Y, de todas formas, ¿dónde estaba nuestro visitante? Le habíamos perdido de vista en la primera conmoción de nuestra zambullida dentro de la casa de locos. Vornan había estado en lo cierto: esto era un manicomio. Y ahí estaba él, justo en el centro. Ahora podía verle, junto al río de vino. La chica de los aros plateados, la heredera de los ordenadores, se puso de rodillas, el cuerpo manchado de carmesí, y se pasó suavemente la mano por el costado. Los aros se abrieron ante aquella amable orden y cayeron al suelo. Le ofreció uno a Vornan, quien lo aceptó gravemente, y lanzó el resto al aire. Los pájaros mecánicos los cogieron al vuelo y empezaron a devorarlos. La heredera de los ordenadores, ahora totalmente desnuda, aplaudió encantada. Uno de los jóvenes que llevaban fracs de espejo sacó un frasco de su bolsillo y roció con su contenido los pechos y las caderas de la chica, dejando sobre ellos una delgada película de plástico. La chica le dio las gracias con una reverencia y, volviéndose nuevamente hacia Vornan-19, recogió un poco de vino en las palmas de sus manos y le ofreció un trago. Vornan bebió.

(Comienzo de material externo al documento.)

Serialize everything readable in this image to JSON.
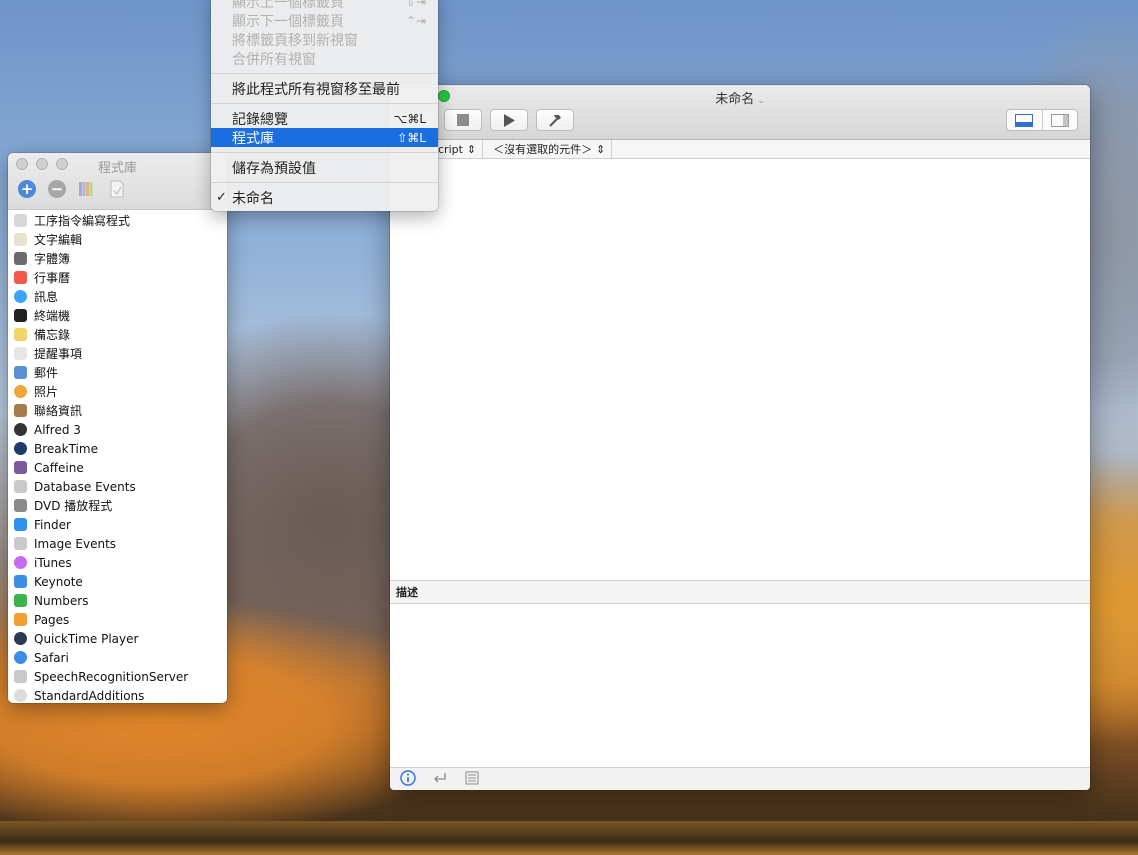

Toda la mitad izquierda de la estancia sufrió una convulsión, con el suelo alzándose unos quince metros para revelar un grupo de celebrantes totalmente nuevo que emergía de un sótano situado en alguna parte. Tres miembros de nuestro grupo, Kralick, Fields y Aster, se desvanecieron en esta rotación del suelo principal. Decidí que debería mantenerme cerca de Vornan, dado que ningún otro miembro de nuestro comité estaba asumiendo esa responsabilidad. Kolff era presa de paroxismos de risa junto a sus cuatro sabios barbudos; Helen estaba inmóvil, como aturdida, intentando registrar todos los aspectos de la escena; Heyman se alejó dando vueltas en los brazos de una voluptuosa morena con garras unidas a sus dedos. Me abrí paso a codazos por la habitación. Un joven de rostro cerúleo me cogió la mano y la besó. Una mujer ya madura que se tambaleaba hizo caer un chorro de vómito a diez centímetros de mis zapatos y un zumbante escarabajo metálico de color dorado -que tendría unos buenos treinta centímetros de diámetro- emergió del suelo para limpiar el desastre, emitiendo chasquidos de satisfacción; cuando se alejó, vi los engranajes que giraban bajo sus alas.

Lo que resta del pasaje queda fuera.